Поскольку опровергнуть виновность представлялось тогда нереальной задачей, а сама по себе склонность неподсудна (судят за деяния, а не за склонности), я решил при беседе с психологом порыться в своей психике, в воспоминаниях отрочества, юности и отыскать в себе нужные признаки для констатации тяги к людям своего пола. Эксперт передал свое заключение суду и в приговор вошла формулировка: "страдает половым извращением в форме гомосексуализма”. Это способствовало уменьшению наказания: отпали те 6 лет, которые запрашивал прокурор; на первом процессе я получил 3 года, а после отмены этого приговора, на втором процессе — полтора (из которых около года было уже отсижено). Тогда это был неслыханно низкий срок по такому обвинению. Те, кого я видел со 121 ст. в лагере, сидели 6, 7, 8 лет (если вменялась 2-я часть статьи) или 5 лет (по 1-й части).

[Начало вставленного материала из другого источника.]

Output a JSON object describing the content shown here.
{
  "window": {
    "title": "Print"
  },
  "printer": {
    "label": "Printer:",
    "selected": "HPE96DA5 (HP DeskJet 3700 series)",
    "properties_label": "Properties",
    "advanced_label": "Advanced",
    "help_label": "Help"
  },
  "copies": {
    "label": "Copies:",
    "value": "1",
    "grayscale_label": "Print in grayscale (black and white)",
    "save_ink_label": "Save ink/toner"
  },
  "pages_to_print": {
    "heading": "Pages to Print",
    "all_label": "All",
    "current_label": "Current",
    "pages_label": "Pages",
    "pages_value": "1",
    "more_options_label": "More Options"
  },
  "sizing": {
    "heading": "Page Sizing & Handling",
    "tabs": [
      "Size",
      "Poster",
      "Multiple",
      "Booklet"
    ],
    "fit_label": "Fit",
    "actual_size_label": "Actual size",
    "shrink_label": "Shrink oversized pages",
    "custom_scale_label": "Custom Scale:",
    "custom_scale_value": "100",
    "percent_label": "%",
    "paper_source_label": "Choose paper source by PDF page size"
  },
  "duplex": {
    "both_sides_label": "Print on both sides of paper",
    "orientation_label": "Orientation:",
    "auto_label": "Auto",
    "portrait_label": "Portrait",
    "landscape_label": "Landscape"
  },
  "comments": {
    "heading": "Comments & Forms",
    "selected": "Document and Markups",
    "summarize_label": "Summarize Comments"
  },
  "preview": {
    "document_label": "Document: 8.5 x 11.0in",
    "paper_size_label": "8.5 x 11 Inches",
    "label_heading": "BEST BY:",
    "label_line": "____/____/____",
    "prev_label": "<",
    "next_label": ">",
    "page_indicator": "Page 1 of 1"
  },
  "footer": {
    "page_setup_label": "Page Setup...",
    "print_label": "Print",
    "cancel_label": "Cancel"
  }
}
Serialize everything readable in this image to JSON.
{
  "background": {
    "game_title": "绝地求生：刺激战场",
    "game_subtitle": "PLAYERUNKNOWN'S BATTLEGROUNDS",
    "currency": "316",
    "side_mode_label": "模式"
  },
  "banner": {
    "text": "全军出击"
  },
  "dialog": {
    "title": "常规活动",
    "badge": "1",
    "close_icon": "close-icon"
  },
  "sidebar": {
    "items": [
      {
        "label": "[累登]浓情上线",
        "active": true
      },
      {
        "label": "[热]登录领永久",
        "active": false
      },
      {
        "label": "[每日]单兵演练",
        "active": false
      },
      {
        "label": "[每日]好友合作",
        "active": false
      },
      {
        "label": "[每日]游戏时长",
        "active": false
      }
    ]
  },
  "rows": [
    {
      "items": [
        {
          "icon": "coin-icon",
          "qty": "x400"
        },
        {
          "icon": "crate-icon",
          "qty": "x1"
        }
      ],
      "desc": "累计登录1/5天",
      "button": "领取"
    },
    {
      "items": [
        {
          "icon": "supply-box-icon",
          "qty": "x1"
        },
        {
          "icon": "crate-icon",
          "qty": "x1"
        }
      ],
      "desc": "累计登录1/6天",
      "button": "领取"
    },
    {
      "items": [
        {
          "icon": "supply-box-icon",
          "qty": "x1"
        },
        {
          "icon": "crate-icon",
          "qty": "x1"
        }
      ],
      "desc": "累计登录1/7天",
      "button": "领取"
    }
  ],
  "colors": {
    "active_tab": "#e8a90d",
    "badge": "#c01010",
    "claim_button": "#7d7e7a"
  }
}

Зато когда стало реальным опровергнуть обвинение в целом, моя беседа с экспертом-психологом выглядела уже ошибочной, как и соответствующая позиция на суде. Впрочем, была ли она такой уж ошибочной? Конечно, читатель может прочесть мне назидание: во всех случаях, при всех обстоятельствах надо придерживаться истины, говорить только правду, в конечном счете это оправдается. Верно. В конечном счете. Но этот конечный счет мог наступить слишком поздно для меня. Если бы следствие и суд добивались правды и только правды, тогда само собой. Но коль скоро у меня было совсем другое представление об их целях, и оно было, увы, реалистичным, говорить такому следствию и такому суду правду было бы, может быть, чересчур наивно. Кто же мог ожидать нынешнюю перестройку, гласность, да еще так скоро?
Нам навязывали правила игры. Я и сейчас не уверен, что стоило отказаться от игры вовсе. Ведь в этой игре противник принимал и на себя некоторые обязательства, и кое-что в ней все-таки можно было отыграть — хотя бы годы жизни на свободе. Если это не сопряжено с риском подвести других людей и с предательством по отношению к своему делу, то игра, быть может, стоит свеч.
С нашей стороны это была игра в поддавки, да. Но в этой игре я кое-что выиграл: через полгода после последнего суда я был уже на свободе. И на свободе, совсем в других условиях, начал борьбу за свою реабилитацию (которую и сейчас продолжаю). А ведь могло статься, что из лагеря я выходил бы с котомкой только сейчас. И хорошо, если бы вообще вышел. Лагерную судьбу осужденных по 121-й статье я знал. Мне удалось получить другой статус, но он, как и всякий статус в лагере, был очень неустойчив. Провести под Дамокловым мечом, каждый день готовым упасть, полгода или много лет — вот была альтернатива, которую мне надо было решать на суде. Я решил ее так, как решил. Возможно, кто-либо решил бы иначе. Такие вещи каждому решать для себя.
Перед вторым судом следователь Боровой, закончив со мной все дела, захлопнул папку и сказал: “А теперь позвольте дать вам один совет. Признайте на суде все. Ручаюсь, приговор будет: ограничиться отсиженным. Выйдете на свободу прямо из зала суда. В противном случае приговор будет хоть и небольшим, но досиживать придется, и притом — в лагере!” Я сказал: “Что ж, пойду в лагерь. Но буду добиваться полного оправдания”. Небольшой срок в лагере меня уже не пугал. К этому времени я проверил себя и поверил в себя.